Jean-Pierre Lelong : Je travaille toujours avec le
même assistant, mais par contre, je change pratiquement
à chaque film d’ingénieur du son. Souvent, les
ingénieurs du son sont attachés à des
studios, et comme je change souvent d’endroits pour des raisons
de production, je me lie à l’ingénieur du son
qui est attaché au studio. Il y a aussi beaucoup d’intermittents
en la matière, des gens qui sont parachutés
sur les films pour enregistrer les post-synchronisations et
les bruitages, ou qui vont avoir le volume de travail de finition
de son, c’est-à-dire post-synchro, bruitage et mixage.

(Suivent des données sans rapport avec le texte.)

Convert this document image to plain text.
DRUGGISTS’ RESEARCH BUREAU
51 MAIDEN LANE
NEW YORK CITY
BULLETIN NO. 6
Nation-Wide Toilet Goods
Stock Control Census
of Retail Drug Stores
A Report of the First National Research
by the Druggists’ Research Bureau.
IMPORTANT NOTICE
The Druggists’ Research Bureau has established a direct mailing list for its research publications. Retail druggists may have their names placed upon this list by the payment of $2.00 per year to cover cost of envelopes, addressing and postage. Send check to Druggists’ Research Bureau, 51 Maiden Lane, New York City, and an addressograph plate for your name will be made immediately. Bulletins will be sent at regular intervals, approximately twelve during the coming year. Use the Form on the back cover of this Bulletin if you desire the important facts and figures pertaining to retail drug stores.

Quelquefois, c’est la même personne qui fait tous les
travaux, parce que les réalisateurs préfèrent
souvent n’avoir qu’un seul interlocuteur sur leur film. Il
y a la personne qui s’occupe du son direct, et celle qui s’occupe
de la post-production sonore ; ça se passe comme
ça.
Quant à mon assistant, c’est la même personne
depuis très longtemps, car il connaît mes habitudes :
j’ai 400 kilos de matériel disséminé
dans des valises différentes, tout est un peu mélangé,
et il connaît tout cela par cœur ; ce qui permet
de ne pas me préoccuper de ça, et de me concentrer
sur l’image.
Objectif Cinéma : Vous
collaborez avec le mixeur ?
Jean-Pierre Lelong : Par courtoisie,
je vais aux séances de mixage, mais je n’interviens
pas. C’est le mixeur qui fait son travail, en collaboration
avec le réalisateur.
Objectif Cinéma : Est-ce
un métier qui s’apprend de père en fils ?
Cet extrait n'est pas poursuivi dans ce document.